Barrow (Ring Barrow), Kildromin, Co. Limerick
Co. Limerick |
Barrows
Two circular earthworks sit side by side in a wet Limerick pasture, so low and unassuming that the Ordnance Survey never recorded them on its historic maps.
That omission is part of what makes them interesting. The pair survived not through any formal recognition but simply by enduring in damp ground, quietly going about the business of being ancient while drainage channels and field boundaries were cut around them.

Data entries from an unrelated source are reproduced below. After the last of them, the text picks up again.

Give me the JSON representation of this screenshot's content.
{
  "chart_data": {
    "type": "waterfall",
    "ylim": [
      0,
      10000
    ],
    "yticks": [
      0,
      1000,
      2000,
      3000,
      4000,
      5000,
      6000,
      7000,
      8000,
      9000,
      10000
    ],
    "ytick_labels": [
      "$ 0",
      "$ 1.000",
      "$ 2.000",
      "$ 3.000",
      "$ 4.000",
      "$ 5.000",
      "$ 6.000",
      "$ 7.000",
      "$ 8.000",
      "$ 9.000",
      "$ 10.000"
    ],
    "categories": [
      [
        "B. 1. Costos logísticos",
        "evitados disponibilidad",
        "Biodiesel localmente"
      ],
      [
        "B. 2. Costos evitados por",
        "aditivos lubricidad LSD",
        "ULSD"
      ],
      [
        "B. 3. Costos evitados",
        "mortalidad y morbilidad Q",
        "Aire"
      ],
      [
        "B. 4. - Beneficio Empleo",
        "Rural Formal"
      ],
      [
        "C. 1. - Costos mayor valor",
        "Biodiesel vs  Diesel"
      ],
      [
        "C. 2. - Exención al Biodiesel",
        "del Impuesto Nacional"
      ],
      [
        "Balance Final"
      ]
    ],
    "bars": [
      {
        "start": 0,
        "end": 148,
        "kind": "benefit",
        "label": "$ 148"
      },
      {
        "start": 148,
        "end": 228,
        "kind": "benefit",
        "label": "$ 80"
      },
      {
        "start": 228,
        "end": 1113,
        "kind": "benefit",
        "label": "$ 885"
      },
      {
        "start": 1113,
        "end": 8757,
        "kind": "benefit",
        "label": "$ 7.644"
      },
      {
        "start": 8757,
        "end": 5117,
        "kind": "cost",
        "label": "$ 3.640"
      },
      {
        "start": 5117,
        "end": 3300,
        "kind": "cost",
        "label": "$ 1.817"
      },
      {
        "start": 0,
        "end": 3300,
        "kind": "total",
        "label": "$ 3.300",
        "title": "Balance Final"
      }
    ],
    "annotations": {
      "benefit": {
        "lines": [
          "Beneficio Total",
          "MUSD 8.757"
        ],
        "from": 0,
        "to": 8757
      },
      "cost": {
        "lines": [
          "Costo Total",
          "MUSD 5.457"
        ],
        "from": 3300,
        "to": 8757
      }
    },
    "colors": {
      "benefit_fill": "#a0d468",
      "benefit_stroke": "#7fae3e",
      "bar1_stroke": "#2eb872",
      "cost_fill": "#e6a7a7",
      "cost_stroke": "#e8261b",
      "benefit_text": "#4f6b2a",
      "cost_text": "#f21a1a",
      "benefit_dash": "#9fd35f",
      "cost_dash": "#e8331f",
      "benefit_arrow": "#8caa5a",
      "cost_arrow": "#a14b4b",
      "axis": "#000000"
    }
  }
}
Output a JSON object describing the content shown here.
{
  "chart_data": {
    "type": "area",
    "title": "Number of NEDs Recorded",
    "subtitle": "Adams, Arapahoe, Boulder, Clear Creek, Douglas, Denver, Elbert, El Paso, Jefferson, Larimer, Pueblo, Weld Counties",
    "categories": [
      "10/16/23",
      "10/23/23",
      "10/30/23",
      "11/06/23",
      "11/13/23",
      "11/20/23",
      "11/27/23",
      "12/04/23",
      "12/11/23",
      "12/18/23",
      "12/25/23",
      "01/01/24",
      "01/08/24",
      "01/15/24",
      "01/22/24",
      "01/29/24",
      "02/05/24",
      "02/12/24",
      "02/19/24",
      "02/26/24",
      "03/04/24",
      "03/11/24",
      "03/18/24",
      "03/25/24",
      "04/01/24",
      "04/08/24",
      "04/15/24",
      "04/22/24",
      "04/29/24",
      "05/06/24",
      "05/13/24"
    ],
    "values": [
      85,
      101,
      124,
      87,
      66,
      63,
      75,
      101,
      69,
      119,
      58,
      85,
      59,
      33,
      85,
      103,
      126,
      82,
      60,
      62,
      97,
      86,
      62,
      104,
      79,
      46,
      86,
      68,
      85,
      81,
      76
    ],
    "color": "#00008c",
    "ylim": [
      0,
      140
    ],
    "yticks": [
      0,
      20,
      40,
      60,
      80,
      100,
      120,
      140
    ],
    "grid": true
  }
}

A ring barrow is a burial monument of prehistoric origin, typically consisting of a central mound or level platform surrounded by a fosse, which is a shallow ditch, and an outer bank of thrown-up earth. The Kildromin example was only identified as such during the Bruff aerial photographic survey of 1986, when the survey image labelled 289 (AP4/3633) revealed a small circular earthwork from the air that had gone unnoticed at ground level. Later orthoimagery, including an Aerial Survey Ireland photograph taken in October 2002 and more recent Google Earth imagery from September 2020, confirmed both the primary ring barrow and a second, slightly smaller companion conjoined to its south-east. The larger measures fourteen metres in diameter; its neighbour thirteen. Both share the same structural form, each defined by a fosse and enclosed by an outer bank. The site sits on low-lying wet pasture in the townland of Kildromin, County Limerick, about 150 metres east of a land drain and 360 metres north-west of the townland boundary with Ballinlough. Two other recorded monuments lie close by: an enclosure roughly 105 metres to the west, and a moated site, that is, a medieval platform surrounded by a water-filled ditch, approximately 140 metres to the south-south-west.
The ground here is genuinely wet, cut through with land drains and watercourses, and access across the pasture will depend on the season and recent rainfall. The earthworks are upstanding and visible to a careful eye on foot, though their modest height means they read more clearly from aerial imagery than from ground level. Anyone visiting should look for the slight rise and dip of bank and fosse forming two adjoining circles in the field, the conjoined geometry being the most distinctive feature of the site. The research was compiled by Alison McQueen and Vera Rahilly and uploaded to the record in November 2020.